The study found that Gounder firms held roughly twice as much capital per unit of production as firms run by "Outsider" entrepreneurs from traditional business communities. Yet Outsider firms saw exports grow faster at all levels of experience.
"The fact that different communities effectively face different interest rates implies that credit does not cross community lines," Munshi writes. "The inefficiency that Banerjee and Munshi identify is that this capital failed to reach more capable individuals outside the Gounder community."
Diamonds and Group Mobility
The diamond industry, which accounts for roughly 14 percent of India's total merchandise exports, offers a different window into caste dynamics. After massive diamond deposits were discovered in Australia's Argyle mines in 1979, a lower caste of agricultural laborers known as the Kathiawaris began moving into the diamond business—with support from established trading communities.

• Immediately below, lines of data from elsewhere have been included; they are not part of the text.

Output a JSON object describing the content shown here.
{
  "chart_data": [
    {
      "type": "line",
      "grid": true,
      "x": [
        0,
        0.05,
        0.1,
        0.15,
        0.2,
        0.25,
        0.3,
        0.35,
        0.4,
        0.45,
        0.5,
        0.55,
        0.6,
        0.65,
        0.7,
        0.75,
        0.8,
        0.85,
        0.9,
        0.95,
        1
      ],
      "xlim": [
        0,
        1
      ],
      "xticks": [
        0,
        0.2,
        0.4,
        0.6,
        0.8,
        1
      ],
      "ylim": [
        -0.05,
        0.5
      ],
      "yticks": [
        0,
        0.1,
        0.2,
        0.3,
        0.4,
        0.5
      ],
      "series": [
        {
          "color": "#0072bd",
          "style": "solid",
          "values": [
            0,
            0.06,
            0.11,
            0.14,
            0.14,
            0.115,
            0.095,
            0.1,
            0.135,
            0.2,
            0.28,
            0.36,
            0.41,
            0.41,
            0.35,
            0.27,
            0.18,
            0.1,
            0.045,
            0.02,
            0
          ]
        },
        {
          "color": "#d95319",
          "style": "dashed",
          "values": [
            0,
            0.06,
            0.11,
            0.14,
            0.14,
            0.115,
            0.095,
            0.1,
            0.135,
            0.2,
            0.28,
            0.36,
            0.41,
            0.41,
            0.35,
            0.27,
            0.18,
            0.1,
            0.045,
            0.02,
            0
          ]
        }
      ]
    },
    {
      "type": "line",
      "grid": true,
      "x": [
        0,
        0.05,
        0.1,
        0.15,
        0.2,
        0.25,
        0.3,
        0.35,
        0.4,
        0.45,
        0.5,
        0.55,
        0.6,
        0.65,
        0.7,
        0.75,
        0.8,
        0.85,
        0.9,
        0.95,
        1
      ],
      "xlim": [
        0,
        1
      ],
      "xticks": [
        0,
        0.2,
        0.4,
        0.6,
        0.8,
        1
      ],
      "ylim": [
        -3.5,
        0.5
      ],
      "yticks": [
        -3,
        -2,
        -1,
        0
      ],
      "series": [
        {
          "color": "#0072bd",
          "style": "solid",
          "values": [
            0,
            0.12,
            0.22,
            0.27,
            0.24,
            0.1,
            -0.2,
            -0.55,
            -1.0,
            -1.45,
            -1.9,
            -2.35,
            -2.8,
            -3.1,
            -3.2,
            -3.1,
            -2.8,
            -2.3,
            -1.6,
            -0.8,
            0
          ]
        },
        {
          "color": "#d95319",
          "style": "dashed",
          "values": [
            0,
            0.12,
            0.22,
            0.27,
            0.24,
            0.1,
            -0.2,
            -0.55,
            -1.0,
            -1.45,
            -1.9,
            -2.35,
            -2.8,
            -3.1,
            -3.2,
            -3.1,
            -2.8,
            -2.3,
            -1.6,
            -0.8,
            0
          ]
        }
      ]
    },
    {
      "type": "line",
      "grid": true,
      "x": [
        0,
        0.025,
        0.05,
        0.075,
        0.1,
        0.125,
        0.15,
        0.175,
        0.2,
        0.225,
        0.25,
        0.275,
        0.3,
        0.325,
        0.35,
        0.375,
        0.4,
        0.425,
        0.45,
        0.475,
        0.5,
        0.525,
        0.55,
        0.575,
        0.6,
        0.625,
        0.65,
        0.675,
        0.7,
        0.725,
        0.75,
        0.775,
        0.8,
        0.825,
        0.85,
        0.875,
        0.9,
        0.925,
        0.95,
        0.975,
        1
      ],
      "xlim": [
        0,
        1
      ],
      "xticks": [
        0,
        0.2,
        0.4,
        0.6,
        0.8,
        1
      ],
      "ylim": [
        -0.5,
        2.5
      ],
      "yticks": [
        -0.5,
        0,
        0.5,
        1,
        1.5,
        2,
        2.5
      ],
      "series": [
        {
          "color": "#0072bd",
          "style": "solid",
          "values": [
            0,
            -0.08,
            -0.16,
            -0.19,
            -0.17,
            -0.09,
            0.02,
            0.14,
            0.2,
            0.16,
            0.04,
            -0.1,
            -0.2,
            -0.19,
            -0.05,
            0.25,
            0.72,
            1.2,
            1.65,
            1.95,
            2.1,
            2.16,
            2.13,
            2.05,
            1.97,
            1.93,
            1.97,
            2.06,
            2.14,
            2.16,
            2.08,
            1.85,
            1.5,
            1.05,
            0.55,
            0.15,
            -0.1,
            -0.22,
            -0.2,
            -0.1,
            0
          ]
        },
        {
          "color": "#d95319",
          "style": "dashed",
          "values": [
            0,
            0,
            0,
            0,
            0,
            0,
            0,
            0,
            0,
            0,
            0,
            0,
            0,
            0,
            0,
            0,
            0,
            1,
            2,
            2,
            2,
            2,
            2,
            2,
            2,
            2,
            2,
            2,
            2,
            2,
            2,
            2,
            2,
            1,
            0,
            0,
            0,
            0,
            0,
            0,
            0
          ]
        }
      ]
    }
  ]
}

By 2004, nearly 50 percent of Kathiawari entrants were marrying within the industry, surpassing marriage rates among traditional business castes. "Almost none of the early Kathiawari entrants who established their firms before 1975 married within the industry," Munshi notes. By 2000, the share of Kathiawari entrepreneurs who reported their father was a businessman had dropped below 20 percent—dramatic evidence of first-generation mobility.
The Cost of Community
Yet the same networks that enable mobility also constrain it. In Mumbai's working-class neighborhoods, caste networks that historically secured blue-collar jobs have slowed the shift toward white-collar employment, even as returns to those jobs grew in the 1990s.

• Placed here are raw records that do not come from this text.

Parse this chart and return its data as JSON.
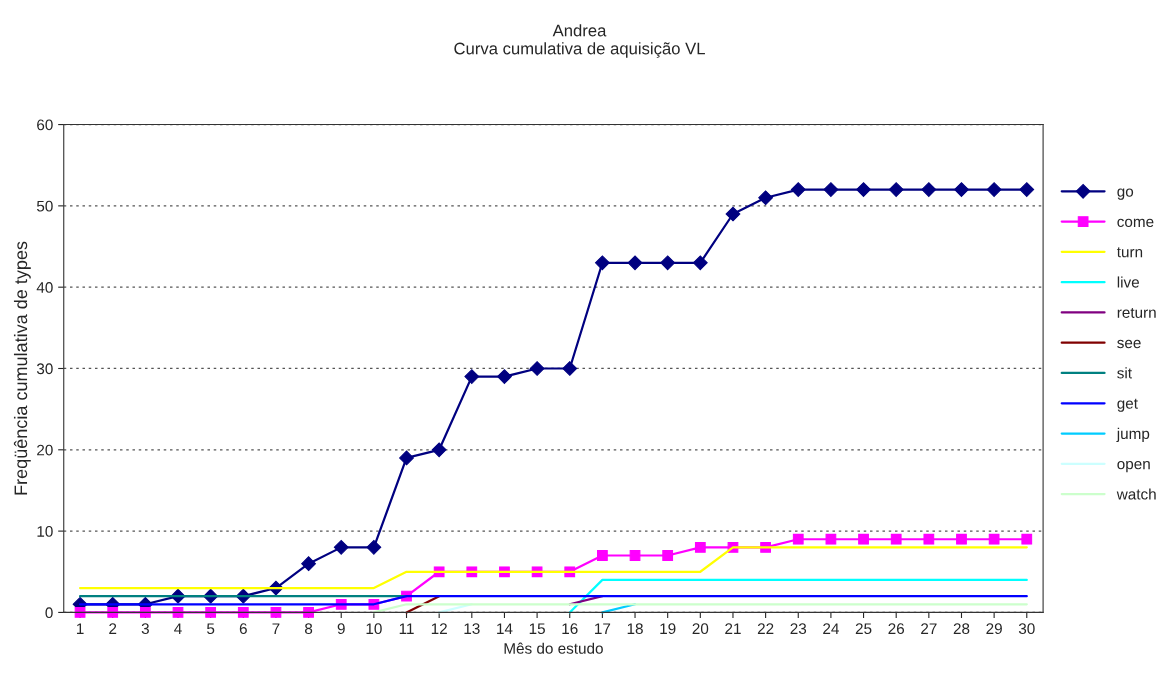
{
  "chart_data": {
    "type": "line",
    "title": "Andrea\nCurva cumulativa de aquisição VL",
    "xlabel": "Mês do estudo",
    "ylabel": "Freqüência cumulativa de types",
    "categories": [
      "1",
      "2",
      "3",
      "4",
      "5",
      "6",
      "7",
      "8",
      "9",
      "10",
      "11",
      "12",
      "13",
      "14",
      "15",
      "16",
      "17",
      "18",
      "19",
      "20",
      "21",
      "22",
      "23",
      "24",
      "25",
      "26",
      "27",
      "28",
      "29",
      "30"
    ],
    "ylim": [
      0,
      60
    ],
    "yticks": [
      0,
      10,
      20,
      30,
      40,
      50,
      60
    ],
    "grid": "y",
    "legend": "right",
    "series": [
      {
        "name": "go",
        "color": "#000080",
        "marker": "diamond",
        "values": [
          1,
          1,
          1,
          2,
          2,
          2,
          3,
          6,
          8,
          8,
          19,
          20,
          29,
          29,
          30,
          30,
          43,
          43,
          43,
          43,
          49,
          51,
          52,
          52,
          52,
          52,
          52,
          52,
          52,
          52
        ]
      },
      {
        "name": "come",
        "color": "#ff00ff",
        "marker": "square",
        "values": [
          0,
          0,
          0,
          0,
          0,
          0,
          0,
          0,
          1,
          1,
          2,
          5,
          5,
          5,
          5,
          5,
          7,
          7,
          7,
          8,
          8,
          8,
          9,
          9,
          9,
          9,
          9,
          9,
          9,
          9
        ]
      },
      {
        "name": "turn",
        "color": "#ffff00",
        "values": [
          3,
          3,
          3,
          3,
          3,
          3,
          3,
          3,
          3,
          3,
          5,
          5,
          5,
          5,
          5,
          5,
          5,
          5,
          5,
          5,
          8,
          8,
          8,
          8,
          8,
          8,
          8,
          8,
          8,
          8
        ]
      },
      {
        "name": "live",
        "color": "#00ffff",
        "values": [
          null,
          null,
          null,
          null,
          null,
          null,
          null,
          null,
          null,
          null,
          null,
          null,
          null,
          null,
          null,
          0,
          4,
          4,
          4,
          4,
          4,
          4,
          4,
          4,
          4,
          4,
          4,
          4,
          4,
          4
        ]
      },
      {
        "name": "return",
        "color": "#800080",
        "values": [
          null,
          null,
          null,
          null,
          null,
          null,
          null,
          null,
          null,
          null,
          null,
          null,
          null,
          null,
          null,
          1,
          2,
          null,
          null,
          null,
          null,
          null,
          null,
          null,
          null,
          null,
          null,
          null,
          null,
          null
        ]
      },
      {
        "name": "see",
        "color": "#800000",
        "values": [
          null,
          null,
          null,
          null,
          null,
          null,
          null,
          null,
          null,
          null,
          0,
          2,
          null,
          null,
          null,
          null,
          null,
          null,
          null,
          null,
          null,
          null,
          null,
          null,
          null,
          null,
          null,
          null,
          null,
          null
        ]
      },
      {
        "name": "sit",
        "color": "#008080",
        "values": [
          2,
          2,
          2,
          2,
          2,
          2,
          2,
          2,
          2,
          2,
          2,
          null,
          null,
          null,
          null,
          null,
          null,
          null,
          null,
          null,
          null,
          null,
          null,
          null,
          null,
          null,
          null,
          null,
          null,
          null
        ]
      },
      {
        "name": "get",
        "color": "#0000ff",
        "values": [
          1,
          1,
          1,
          1,
          1,
          1,
          1,
          1,
          1,
          1,
          2,
          2,
          2,
          2,
          2,
          2,
          2,
          2,
          2,
          2,
          2,
          2,
          2,
          2,
          2,
          2,
          2,
          2,
          2,
          2
        ]
      },
      {
        "name": "jump",
        "color": "#00ccff",
        "values": [
          null,
          null,
          null,
          null,
          null,
          null,
          null,
          null,
          null,
          null,
          null,
          null,
          null,
          null,
          null,
          null,
          0,
          1,
          null,
          null,
          null,
          null,
          null,
          null,
          null,
          null,
          null,
          null,
          null,
          null
        ]
      },
      {
        "name": "open",
        "color": "#ccffff",
        "values": [
          null,
          null,
          null,
          null,
          null,
          null,
          null,
          null,
          null,
          null,
          null,
          0,
          1,
          null,
          null,
          null,
          null,
          null,
          null,
          null,
          null,
          null,
          null,
          null,
          null,
          null,
          null,
          null,
          null,
          null
        ]
      },
      {
        "name": "watch",
        "color": "#ccffcc",
        "values": [
          null,
          null,
          null,
          null,
          null,
          null,
          null,
          null,
          null,
          0,
          1,
          1,
          1,
          1,
          1,
          1,
          1,
          1,
          1,
          1,
          1,
          1,
          1,
          1,
          1,
          1,
          1,
          1,
          1,
          1
        ]
      }
    ]
  }
}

Among boys, Munshi and co-author Mark Rosenzweig found, "schooling choice was strongly determined by the fraction of adult men from the student's caste in working class jobs"—and this inter-generational persistence did not weaken over time. No such pattern existed for girls, who never benefited from those male-dominated networks.
The paper concludes that "competent individuals without access to a community network are shut out of jobs and economic activities. For those individuals with a network, there is a different cost, which is that independent mobility is discouraged."
The findings suggest that India's ancient social structure remains a powerful—and double-edged—force in its modern economy.